If a special exception is to be added to allow theaters in churches, the foregoing problems should be studied and resolved concurrently.

As to impact, theaters (live stage, as well as motion piciture) typically draw audiences in a manner similar to those that would travel for dining. Allowing both uses in the same area would tend to promote vehicular trips that would combine both purposes. But, for either, parking is a predictable area of intense interest by partisans on all sides.

Interestingly, the current retail overlays that bring difficulties for places of worship would also bring the same difficulties to most theaters if they were an intended primary use on both fenestration and first floor use requrements favoring traditional "retail."

All that said, allowing theatres to use existing areas within established places of worship could be a reasonable step, but this should also be allowed for areas where a place of worship expands if such should happen. Such could proceed after study to see whether this should be universal across all zones or be selective. I, for one, would argue that it would be fully consistent within the Arts overlay, for example.

by Lindsley Williams on Jun 16, 2013 7:43 am • linkreport

Has there ever been serious discussion about building/investing in a theater district? I know it sounds like a crazy idea but why not? It can't all be retail with condo underneath next to office building.

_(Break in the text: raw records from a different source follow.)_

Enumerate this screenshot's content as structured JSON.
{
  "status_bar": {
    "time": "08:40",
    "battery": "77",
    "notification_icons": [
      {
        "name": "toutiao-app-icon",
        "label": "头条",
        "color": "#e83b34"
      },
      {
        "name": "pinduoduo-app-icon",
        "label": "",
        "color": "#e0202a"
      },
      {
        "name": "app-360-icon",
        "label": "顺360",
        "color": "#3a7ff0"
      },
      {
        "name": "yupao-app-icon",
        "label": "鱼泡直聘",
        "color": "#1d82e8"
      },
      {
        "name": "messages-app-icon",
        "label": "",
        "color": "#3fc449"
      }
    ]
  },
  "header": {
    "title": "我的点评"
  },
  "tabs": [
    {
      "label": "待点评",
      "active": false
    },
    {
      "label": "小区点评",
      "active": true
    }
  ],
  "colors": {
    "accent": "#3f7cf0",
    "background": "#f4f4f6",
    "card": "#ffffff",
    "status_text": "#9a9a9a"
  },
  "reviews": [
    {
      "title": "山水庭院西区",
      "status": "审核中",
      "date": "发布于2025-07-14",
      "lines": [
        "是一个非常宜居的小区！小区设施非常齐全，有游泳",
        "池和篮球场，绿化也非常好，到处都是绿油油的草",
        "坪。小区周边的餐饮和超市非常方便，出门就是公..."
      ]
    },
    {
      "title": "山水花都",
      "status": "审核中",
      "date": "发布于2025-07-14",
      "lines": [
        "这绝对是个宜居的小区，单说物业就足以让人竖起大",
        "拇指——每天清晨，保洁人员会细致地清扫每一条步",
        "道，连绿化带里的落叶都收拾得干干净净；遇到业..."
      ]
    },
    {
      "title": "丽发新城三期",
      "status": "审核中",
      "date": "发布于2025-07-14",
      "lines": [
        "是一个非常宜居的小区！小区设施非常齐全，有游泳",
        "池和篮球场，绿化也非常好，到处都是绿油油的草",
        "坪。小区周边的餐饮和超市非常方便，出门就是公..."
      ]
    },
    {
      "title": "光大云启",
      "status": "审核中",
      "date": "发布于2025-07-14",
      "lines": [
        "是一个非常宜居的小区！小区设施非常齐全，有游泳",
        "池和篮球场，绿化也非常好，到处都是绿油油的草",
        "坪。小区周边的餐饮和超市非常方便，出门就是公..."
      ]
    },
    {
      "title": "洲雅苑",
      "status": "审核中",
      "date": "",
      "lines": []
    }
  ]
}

by Ben on Jun 16, 2013 3:16 pm • linkreport

Ben, DC has established such a district 2 blocks from where this theater is located. It's the 14th Street Arts Overlay which was established in the 90s to help focus the theater community into a specific 'go to' destination for theater goers. It supplemented this with various assistance including direct intervention such as when DC bought the Lincoln Theater and heavily subsidizing the buy out of the Source Theater building by the theater companies using it. I understand it also works to encourage establishment of other theatre there in other ways. However there's been increasing pressure in that 14th and U corridor to take away from the theatre space and give it to restaurants. When the district was established there were no non fast food restaurants there. By around 10 years ago there were enough there that a 25% street frontage limit had been established. And within the last couple years that was expanded to 50%. Liquor serving establishments are very profitable and they push up the rents in whichever districts they are allowed (unless there's a moratorium). The theater in question here is paying roughly $20,000 a year in rent. That's less than many people in the area pay for a small 700 sq ft one bedroom apartment. Why would thar theater have wanted to locate in the designated theater district 2 blocks away when it could instead locate in a residential zone where there are no other commercial establishments competing with it for space? It wouldn't.

by A neighbor on Jun 16, 2013 5:20 pm • linkreport

A neighbor's information is partially right: there is an arts overlay district up 14th and across U. But the remark: " I understand it also works to encourage establishment of other theatre there in other ways," unfortunately demonstrates the wishful thinking behind the zoning designation. The zoning in fact does not work to encourage anything. It is simply an empty designation.

The zoning has no teeth in encouraging arts use or penalizing use that ignores the arts. Whereas downtown, stiff arts use requirements allowed for Woolly Mammoth and the Harman Center to come into existence (amassing the required arts-use square footage from their surrounding areas), in the 14th and U zone there are no actual requirements. Thus, there are no new theaters or arts uses coming. Just restaurants that can pay the mega-rent.

by theater guy on Jun 16, 2013 6:06 pm • linkreport

Some years back I was told by the then ANC commissioner from ANC 2B whose SMD was on 14th that the District offered grants and low interest loans and other assistance. But I can understand that no amount of loan subsidization is going to be able to compete with what residential sq footage rents for vs. commercial square footage. Theaters wanting an automatic exception for locating in a residential zone are wanting it for the same reason embassies want it (and have it.). Space is a lot cheaper when your only competition is residents.